The creation of the states of East Central Europe after the First World War was couched in the rhetoric of national self-determination, which obscured the underlying pragmatism. The Western powers decided, mainly among themselves, which nations would gain statehood. This process was justified by the existence of certain "historic" nations - such as Poland or Hungary - while others, such as Ukraine, were ignored. Here, the use of history became paramount. The Western powers formally determined that parameters for statehood be based almost entirely on history. In truth, the pragmatic concerns of maintaining a peaceful balance of power and containing Communist Russia were paramount - concerns which certainly did not escape the leadership of the new states, as they each sought to be the guardians of peace and stability. Each nation presented its arguments as to why it should be granted statehood and, more importantly (as this was the cause of much friction between states), where its boundaries should fall, always based on historical arguments. In the end, the vacuousness of the rhetoric of self-determinism was well exemplified in the treatment of Hungary under the Treaty of Trianon, which was purely punitive and consequently disregarded any legitimate territorial claims.
The Second World War, particularly harsh in this region, and the Communist expansion, which followed the turbulent inter-war period, once again landed the region under external control. As countries such as Czechoslovakia and Poland sought in vain to summon help to break Soviet control, history, both ancient and more recent war-time history, was used to broadcast loudly to the West the notion of a "kidnapped West." The West's failure to intervene in the drawing of the iron curtain compounded sentiments which had first arisen at the end of the inter-war period, spawning the cynical (self-pitying) conclusion that the West simply did not care about the fate of the region. In terms of historiography, one can detect a shift at this time from accentuation on the heroic aspects of ancient history to a far more martyrological approach: along the lines of "We've always suffered and been ignored and will continue to do so now."
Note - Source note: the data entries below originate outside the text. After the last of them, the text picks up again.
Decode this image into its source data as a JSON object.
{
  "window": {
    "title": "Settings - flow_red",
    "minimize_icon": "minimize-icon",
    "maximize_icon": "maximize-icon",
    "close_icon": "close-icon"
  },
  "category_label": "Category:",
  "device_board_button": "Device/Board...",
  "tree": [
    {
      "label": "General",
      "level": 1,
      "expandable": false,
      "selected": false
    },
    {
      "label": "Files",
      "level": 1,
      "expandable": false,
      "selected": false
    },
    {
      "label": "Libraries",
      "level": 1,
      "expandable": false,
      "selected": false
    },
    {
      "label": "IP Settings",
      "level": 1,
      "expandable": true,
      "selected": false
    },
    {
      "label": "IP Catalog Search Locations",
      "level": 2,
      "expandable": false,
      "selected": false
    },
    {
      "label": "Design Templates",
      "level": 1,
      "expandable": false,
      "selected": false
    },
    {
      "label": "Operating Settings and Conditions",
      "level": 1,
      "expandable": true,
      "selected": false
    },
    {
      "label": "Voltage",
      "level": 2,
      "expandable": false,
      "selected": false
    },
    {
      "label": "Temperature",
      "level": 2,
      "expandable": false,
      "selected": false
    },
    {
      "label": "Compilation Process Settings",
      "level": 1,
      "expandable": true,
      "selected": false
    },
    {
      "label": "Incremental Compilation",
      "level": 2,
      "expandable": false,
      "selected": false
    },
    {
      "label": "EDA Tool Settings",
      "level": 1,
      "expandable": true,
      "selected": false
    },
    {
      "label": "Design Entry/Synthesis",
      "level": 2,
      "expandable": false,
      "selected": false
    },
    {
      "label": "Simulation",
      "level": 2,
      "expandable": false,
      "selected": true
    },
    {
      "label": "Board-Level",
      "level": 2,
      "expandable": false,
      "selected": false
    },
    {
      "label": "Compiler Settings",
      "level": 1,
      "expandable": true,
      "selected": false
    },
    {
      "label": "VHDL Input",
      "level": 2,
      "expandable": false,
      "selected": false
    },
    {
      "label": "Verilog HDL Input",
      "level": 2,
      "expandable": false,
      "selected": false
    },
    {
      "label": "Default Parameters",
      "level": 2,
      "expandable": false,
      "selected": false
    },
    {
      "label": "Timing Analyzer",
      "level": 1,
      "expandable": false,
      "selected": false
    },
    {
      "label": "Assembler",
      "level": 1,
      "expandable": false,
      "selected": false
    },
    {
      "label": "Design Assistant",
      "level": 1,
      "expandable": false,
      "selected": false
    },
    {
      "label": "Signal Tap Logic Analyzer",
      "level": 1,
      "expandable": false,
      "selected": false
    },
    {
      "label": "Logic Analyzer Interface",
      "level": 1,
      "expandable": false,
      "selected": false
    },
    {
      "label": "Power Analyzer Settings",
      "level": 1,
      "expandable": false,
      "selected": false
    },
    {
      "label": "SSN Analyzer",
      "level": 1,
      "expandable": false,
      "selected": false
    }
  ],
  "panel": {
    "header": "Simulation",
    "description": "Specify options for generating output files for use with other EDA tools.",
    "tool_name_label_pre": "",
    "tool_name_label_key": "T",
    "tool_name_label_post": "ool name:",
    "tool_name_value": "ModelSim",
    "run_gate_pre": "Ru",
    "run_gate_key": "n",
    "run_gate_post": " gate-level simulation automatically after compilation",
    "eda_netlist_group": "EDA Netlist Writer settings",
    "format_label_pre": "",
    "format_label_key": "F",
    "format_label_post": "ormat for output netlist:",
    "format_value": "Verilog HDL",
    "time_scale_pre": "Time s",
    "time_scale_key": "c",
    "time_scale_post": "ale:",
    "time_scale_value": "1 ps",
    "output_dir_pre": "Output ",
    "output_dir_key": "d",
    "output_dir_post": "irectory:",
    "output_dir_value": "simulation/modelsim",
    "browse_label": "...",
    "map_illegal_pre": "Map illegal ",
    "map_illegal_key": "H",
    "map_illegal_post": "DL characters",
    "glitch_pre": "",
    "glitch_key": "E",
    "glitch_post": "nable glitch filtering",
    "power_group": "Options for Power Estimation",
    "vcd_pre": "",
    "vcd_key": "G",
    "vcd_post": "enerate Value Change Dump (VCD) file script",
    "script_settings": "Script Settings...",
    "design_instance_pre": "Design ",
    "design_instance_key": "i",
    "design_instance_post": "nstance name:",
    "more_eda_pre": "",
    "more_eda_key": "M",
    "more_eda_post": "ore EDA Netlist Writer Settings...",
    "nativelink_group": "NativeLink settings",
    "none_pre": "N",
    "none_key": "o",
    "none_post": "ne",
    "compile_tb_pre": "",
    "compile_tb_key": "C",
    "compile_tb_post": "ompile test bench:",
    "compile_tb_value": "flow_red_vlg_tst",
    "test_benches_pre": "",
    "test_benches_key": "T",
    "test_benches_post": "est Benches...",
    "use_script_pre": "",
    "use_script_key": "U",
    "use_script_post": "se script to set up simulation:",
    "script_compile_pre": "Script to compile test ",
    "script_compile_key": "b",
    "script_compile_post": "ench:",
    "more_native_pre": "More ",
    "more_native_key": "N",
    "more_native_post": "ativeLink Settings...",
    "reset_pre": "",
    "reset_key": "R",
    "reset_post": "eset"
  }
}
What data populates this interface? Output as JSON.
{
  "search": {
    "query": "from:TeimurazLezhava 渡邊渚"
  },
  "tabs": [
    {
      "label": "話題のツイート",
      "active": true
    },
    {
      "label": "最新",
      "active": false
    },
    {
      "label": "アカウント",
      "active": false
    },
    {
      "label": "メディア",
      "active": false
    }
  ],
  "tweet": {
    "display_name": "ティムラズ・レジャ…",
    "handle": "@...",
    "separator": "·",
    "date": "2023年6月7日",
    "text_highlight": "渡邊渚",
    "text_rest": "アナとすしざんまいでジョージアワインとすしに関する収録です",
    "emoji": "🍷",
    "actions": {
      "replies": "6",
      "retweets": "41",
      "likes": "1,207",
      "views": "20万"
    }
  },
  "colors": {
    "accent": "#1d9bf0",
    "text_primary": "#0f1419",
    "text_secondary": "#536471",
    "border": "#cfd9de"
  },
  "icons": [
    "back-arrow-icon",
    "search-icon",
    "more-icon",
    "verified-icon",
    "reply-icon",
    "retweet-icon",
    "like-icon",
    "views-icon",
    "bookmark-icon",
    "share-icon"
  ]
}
However, all this talk of the expediency and pragmatic use of history should not undermine the sincerity and power of historical knowledge in mobilising and unifying people. Nationalism does not have to be a dirty word, as it does not have to be exclusionary and competitive. History in East Central Europe served to instil a sense of pride and distinction among groups living under foreign domination, adding diversity to the chronicle of the European continent's experience. The danger always lies in the manipulation of historical facts to justify courses of action that serve to fulfil political ambitions. Determinism is the other side of this same coin, as it explains events as an inevitable consequence of history. Though, ironically, the acute awareness of national histories in East Central Europe is a function of the historical experiences within the region, understanding contemporary events based on these histories would be as misleading as trying to understand modern Greek history based on The Illiad.